= Mihail Priboianu =

Romanian engineer and politician

Mihail M. Priboianu (also known as Bubi Priboianu; January 26, 1892—after 1955) was a Romanian engineer.

He was born in Bucharest, the son of general (later Marshal of the Court) Mihail Priboianu and his wife Lucreția, née Baranga, and a cousin of Armand Călinescu. After completing high school in his native city, Priboianu graduated from the Paris School of Mines and became an engineer. In 1929, he entered the Higher Mine Council, and also belonged to the Higher Technical Council in the Ministry of Public Works. A member of the Peasants' Party and later of the National Peasants' Party, he was president of the latter organization's Durostor County chapter. Between 1929 and 1930, during the government of Iuliu Maniu, he served as Prefect of Argeș County; in 1930–1931, and again in 1932–1933, he represented the same area in the Assembly of Deputies. He took charge of the official response to the 1930 Costești wooden church fire, organizing humanitarian aid, burial of the victims, visits by dignitaries and coordination with the Romanian Orthodox Church, the army and the prosecutorial service. In 1940, from July 4 to September 4, he served as Minister of Army Procurement in the government of Ion Gigurtu.

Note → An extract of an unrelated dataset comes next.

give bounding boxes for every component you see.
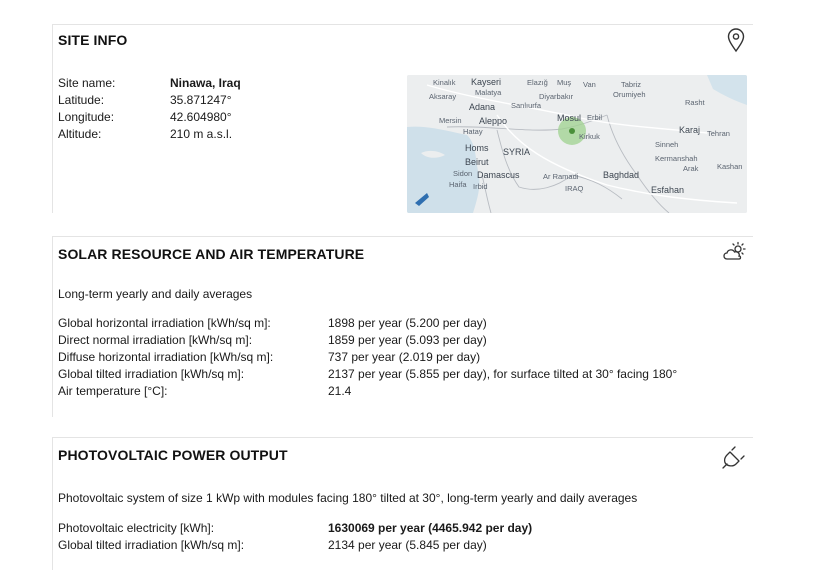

Priboianu owned significant urban properties as well as land, part of which was expropriated during the 1945 land reform. Arrested by the communist regime in May 1950, he was sent to Sighet Prison, where he shared a cell for several months with Ion Nistor, Gheorghe Cipăianu, Dumitru Caracostea, general Ioan Mihail Racoviță, Radu Portocală, Sebastian Bornemisa, Dimitrie Burileanu, general Ioan Popovici, Gheorghe Tașcă, and Ion Pelivan. After being released from Sighet Prison in July 1955, Priboianu was taken to the Malmaison barracks for questioning before being obliged to live on the Bărăgan Plain.